Officials with School District 93 have confirmed that lead was found in at least one of the hallway drinking fountains at Ucon Elementary School.

Leaders at the school say that only one drinking fountain has tested positive at this point. For the time being all water has been shut off at the school while further testing is done.

Monday staff from the Idaho Falls regional DEQ office contacted the Ucon drinking system operator and asked for four samples to be collected from the school.

Samples are supposed to be taken six hours after the water is sitting in the pipes.

However, the samples were collected at 1:20 in the afternoon on a school day.

Three of the samples did not show lead detection.

One sample from a north drinking fountain came back at 30 parts per billion for lead.

The DEQ was alerted of the results on Thursday.

Friday morning DEQ contacted the school and asked that it no longer have the drinking fountain in service.

The Ucon public water system operator took 10 first drop samples later in the week.

DEQ expects to get those results sometime next week.

However, DEQ is taking full responsibility because it says proper procedure was not followed.

In 2013, sample results the city of Ucon took water samples for their public water system.

Five samples were in the community, five samples were at Ucon elementary.

All samples in the community were below lead detection levels, three in the school were below detection levels, but two were positive for lead.

Those two tests put the school over the action level, which is a higher concentration than 15 parts per billion.

The tests found 48 parts per billion lead from the lunch room’s north sink, and 114 parts per billion in a south water fountain.

“There should have been some follow-up at that time.

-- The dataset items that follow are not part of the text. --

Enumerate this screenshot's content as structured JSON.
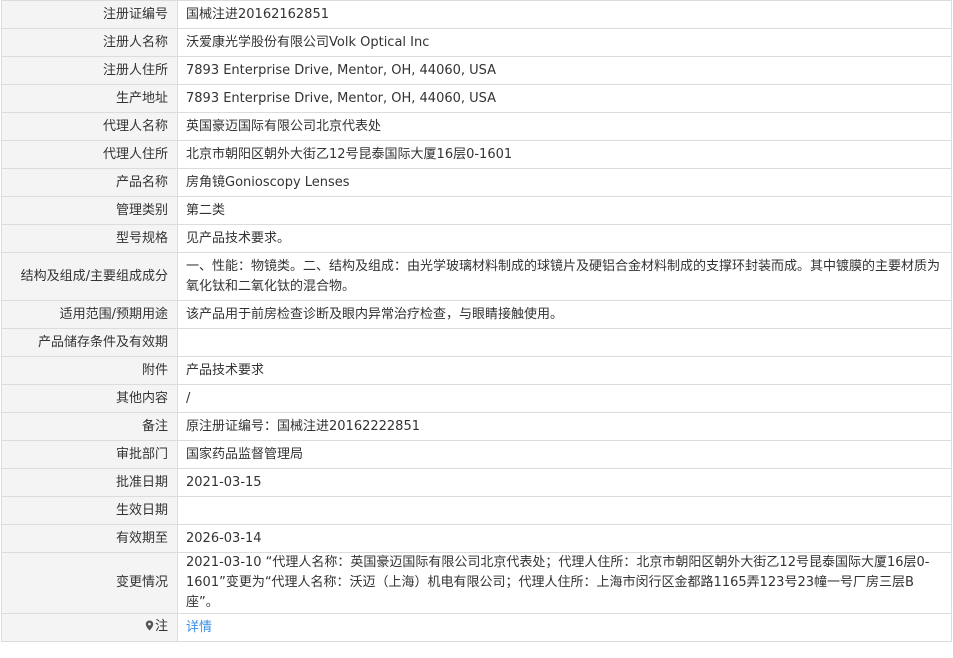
{
  "rows": [
    {
      "label": "注册证编号",
      "value": "国械注进20162162851"
    },
    {
      "label": "注册人名称",
      "value": "沃爱康光学股份有限公司Volk Optical Inc"
    },
    {
      "label": "注册人住所",
      "value": "7893 Enterprise Drive, Mentor, OH, 44060, USA"
    },
    {
      "label": "生产地址",
      "value": "7893 Enterprise Drive, Mentor, OH, 44060, USA"
    },
    {
      "label": "代理人名称",
      "value": "英国豪迈国际有限公司北京代表处"
    },
    {
      "label": "代理人住所",
      "value": "北京市朝阳区朝外大街乙12号昆泰国际大厦16层0-1601"
    },
    {
      "label": "产品名称",
      "value": "房角镜Gonioscopy Lenses"
    },
    {
      "label": "管理类别",
      "value": "第二类"
    },
    {
      "label": "型号规格",
      "value": "见产品技术要求。"
    },
    {
      "label": "结构及组成/主要组成成分",
      "value": "一、性能：物镜类。二、结构及组成：由光学玻璃材料制成的球镜片及硬铝合金材料制成的支撑环封装而成。其中镀膜的主要材质为氧化钛和二氧化钛的混合物。"
    },
    {
      "label": "适用范围/预期用途",
      "value": "该产品用于前房检查诊断及眼内异常治疗检查，与眼睛接触使用。"
    },
    {
      "label": "产品储存条件及有效期",
      "value": ""
    },
    {
      "label": "附件",
      "value": "产品技术要求"
    },
    {
      "label": "其他内容",
      "value": "/"
    },
    {
      "label": "备注",
      "value": "原注册证编号：国械注进20162222851"
    },
    {
      "label": "审批部门",
      "value": "国家药品监督管理局"
    },
    {
      "label": "批准日期",
      "value": "2021-03-15"
    },
    {
      "label": "生效日期",
      "value": ""
    },
    {
      "label": "有效期至",
      "value": "2026-03-14"
    },
    {
      "label": "变更情况",
      "value": "2021-03-10 “代理人名称：英国豪迈国际有限公司北京代表处；代理人住所：北京市朝阳区朝外大街乙12号昆泰国际大厦16层0-1601”变更为“代理人名称：沃迈（上海）机电有限公司；代理人住所：上海市闵行区金都路1165弄123号23幢一号厂房三层B座”。"
    }
  ],
  "note": {
    "label": "注",
    "icon": "map-pin-icon",
    "link_text": "详情"
  }
}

Additional sampling to determine the extent of the problem, some follow-up. That didn’t occur at the time. We don’t have a good reason for why that didn’t happen,” said DEQ Director John Tippets.

The requirement after a high lead detection level means the drinking system operator should do regular testing and collect more samples every six months.

It also requires the operator to educate the owner of the system as well as the users.

The follow up also requires that more samples be collected to see if the water is corrosive.

“We all want to believe that these folks are doing their job and that folks aren’t going to be harmed,” said John Pymm, safety director of Bonneville School District 93.

The DEQ also says the school district is not at fault in this incident.

“While we’re not trying to minimize the seriousness of the situation it certainly is helpful that this isn’t a system-wide problem. We don’t have lead throughout the system. You find it in isolated locations. The high levels were found in the kitchen and one drinking fountain that’s now been taken out of service. It’s a good thing the kids don’t live at the school, they’re not drinking that water all day,” said Tippets.

The school district leadership is taking the situation very seriously and taking any precautions necessary.

The DEQ has arranged for bottled drinking water to be brought in by Pepsi when classes resume on Tuesday.